Bien sûr, la volonté est là. J'ai envie que tu me fasses toutes ces choses. J'en meurs d'envie. A chacune de nos rencontres. Je mouille instantanément à cette idée. Un peu comme un réflexe de Pavlov. Ta présence, ta voix, même l'odeur de ton eau de Cologne arrivent à m'exciter. Constamment. Mon corps vibre, frissonne, s'enflamme de désir, ma mouille inonde l'intérieur de mes cuisses et je m'efforce de tenir la position au lieu de céder à mes pulsions et me caresser en gémissant comme une "petite chienne en chaleur". Mes joues rougissent de honte, surtout lorsque nous sommes en bonne compagnie. Des fois, c'est ce que tu veux. Souvent après une séance éprouvante, tu ordonnes et j'exécute, le corps cambré vers toi et les cuisses bien ouvertes pour tu puisses admirer le spectacle. Parfois tu m'attaches et le fais toi-même et c'est si intense que je dois te supplier d'arrêter. J'aime tout ce que tu me fais. Je ne peux plus m'en passer. J'aime ramper à tes pieds et flatter ta jambe avec mon visage, porter ton collier comme un trophée, sentir mon cul rougir sous tes claques, prendre des positions plus indécentes les unes que les autres pour te plaire, m'exhiber devant tes amis parce que tu le souhaites. Tu me répètes assez que mon corps si désirable n'est bon qu'à ça, qu'une soumise est faite pour servir et satisfaire son Maître, se soucier de son plaisir et toujours être à son entière disposition.

Comment décrire ce que je ressens quand je suis avec toi. Tu éveilles des sensations intenses et uniques en moi. Des émotions contradictoires. L'excitation, la honte, l'appréhension, la frustration, l'incompréhension de mes propres émotions ; tout cela s'ajoute au désir, au plaisir qui menace de m'engloutir et m'emporter dans un orgasme foudroyant. J'ai l'impression de devenir quelqu'un d'autre... ou de me retrouver moi-même. C'est difficile à expliquer. Je n'ai jamais rien ressenti de tel auparavant, si bien que les larmes me montent aux yeux et je crains de m'évanouir. Je tâche de ne pas te désobéir, même si je sais que tu aimes m'infliger tes corrections et encore plus lorsque je les subis haut la main, signe de mon entière dévotion à ta personne. Cette pensée suffit à me combler mais risque aussi de me faire céder. C'est un infernal cercle vicieux auquel je ne peux, ni ne veux me soustraire. Je m'abandonne moi-même. J'abandonne mon égo. Je lâche prise. Je ne réfléchis plus. Je ne me demande pas si ce que tu veux est bien ou mal car nous l'avons déjà décidé ensemble et nous avons fait le bon choix. Ma confiance en toi est totale. Je crois que le lien intime qui nous unit est plus fort que le reste. Que tu sauras le préserver. L'encourager. Me protéger.

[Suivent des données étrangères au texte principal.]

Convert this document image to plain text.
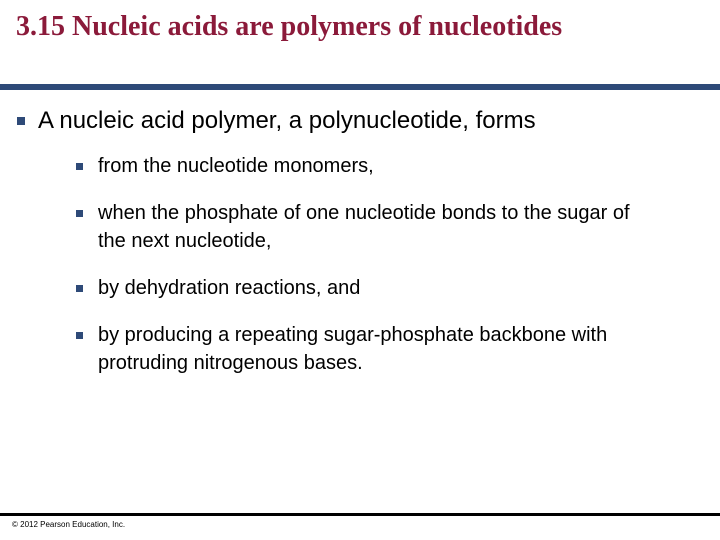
3.15 Nucleic acids are polymers of nucleotides
A nucleic acid polymer, a polynucleotide, forms
from the nucleotide monomers,
when the phosphate of one nucleotide bonds to the sugar of the next nucleotide,
by dehydration reactions, and
by producing a repeating sugar-phosphate backbone with protruding nitrogenous bases.
© 2012 Pearson Education, Inc.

Après tout, je t'appartiens, je suis à toi selon les critères que tu as défini et que j'ai approuvé. Et qui donc n'a pas envie de chérir et protéger ses possessions ?

J'ignore encore comment va évoluer notre relation et il y a cette peur de trop m'attacher à toi... Je crois qu'il est trop tard pour cela. En toute franchise, je suis déjà dépendante de toi comme à une drogue. Tu vois, mes doutes, mes questions, mes craintes persistent. J'ai encore beaucoup à apprendre et à découvrir sur le chemin de la soumission. Mais je pense que tu seras un bon guide.

Oui, je sais que tu n'as pas lu cette lettre avant sa publication. Je sais aussi que tu préfères le vouvoiement mais j'ai trouvé cela intime et plus facile, je l'admets, de retranscrire mes pensées et mes émotions sur le papier de cette façon.

J'imagine que tout cela me vaudra une punition assez originale.

Hmmm j'ai hâte.

Merci d'avance, Maître chéri.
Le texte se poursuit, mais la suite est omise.